I più recenti dati Ocse ed Eurydice evidenziano che le retribuzioni degli insegnanti italiani sono tra le più basse in Europa. Sappiamo che gli stipendi dei docenti in Germania sono quasi il doppio rispetto a quelli italiani, per tutti i gradi di scuole e per tutte le anzianità. Anche in Spagna le retribuzioni, soprattutto quelle iniziali, si collocano al di sopra della media europea.
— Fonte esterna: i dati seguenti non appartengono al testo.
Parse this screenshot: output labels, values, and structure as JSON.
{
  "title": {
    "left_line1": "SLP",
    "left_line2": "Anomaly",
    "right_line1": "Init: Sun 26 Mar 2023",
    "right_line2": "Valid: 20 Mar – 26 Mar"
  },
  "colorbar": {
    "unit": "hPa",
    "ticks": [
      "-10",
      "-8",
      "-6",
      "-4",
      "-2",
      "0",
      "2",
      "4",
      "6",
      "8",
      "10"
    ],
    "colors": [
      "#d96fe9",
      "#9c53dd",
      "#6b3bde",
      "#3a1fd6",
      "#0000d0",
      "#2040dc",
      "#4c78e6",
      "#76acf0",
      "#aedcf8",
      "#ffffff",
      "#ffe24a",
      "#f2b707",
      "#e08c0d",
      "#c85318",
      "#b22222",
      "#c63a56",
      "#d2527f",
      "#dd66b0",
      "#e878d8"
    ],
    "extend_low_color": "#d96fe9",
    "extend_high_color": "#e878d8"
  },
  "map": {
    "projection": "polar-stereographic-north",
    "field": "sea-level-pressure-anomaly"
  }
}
La Francia ricalca l’andamento europeo, ma con le retribuzioni intermedie più basse, mentre l’Italia si mantiene allineata al livello europeo fino all’anzianità di servizio di 15 anni ma segna un netto calo a fine carriera.

Il trattamento economico ha un’influenza sul benessere generale del lavoratore e sulla percezione del suo ruolo da parte della società.  A tal riguardo possiamo notare la recente importante conquista, da parte dei dirigenti scolastici, di un sostanzioso aumento di stipendio, più che giusto e motivato visto il ruolo svolto. Al contrario, il riconoscimento sociale degli insegnanti, che passa anche attraverso la retribuzione, tarda ancora ad arrivare.

La dimensione culturale della professione docente comprende senza dubbio la padronanza dei nuclei fondamentali delle discipline oggetto di insegnamento, ovvero delle conoscenze essenziali, dei quadri concettuali, della connessione di informazioni e nozioni riferibili a specifici contenuti disciplinari. Tale padronanza si estende alle conoscenze di tipo procedurale, di tipo immaginativo, di tipo rappresentativo, assai ricche sotto il profilo formativo ed indispensabili sul piano professionale. E’ giusto chiedere ai docenti una maggiore competenza culturale e disciplinare, ma a questa deve seguire una maggiorazione retributiva consistente ( teoricamente il doppio dello stipendio attuale ).

Per quanto scritto si chiede

1.     La restituzione dell’anno 2013 per il calcolo degli scatti di anzianità;

2.     L'adeguamento dello stipendio a quello dei colleghi europei ( in particolare a quello dei colleghi tedeschi, raddoppiando il nostro stipendio ).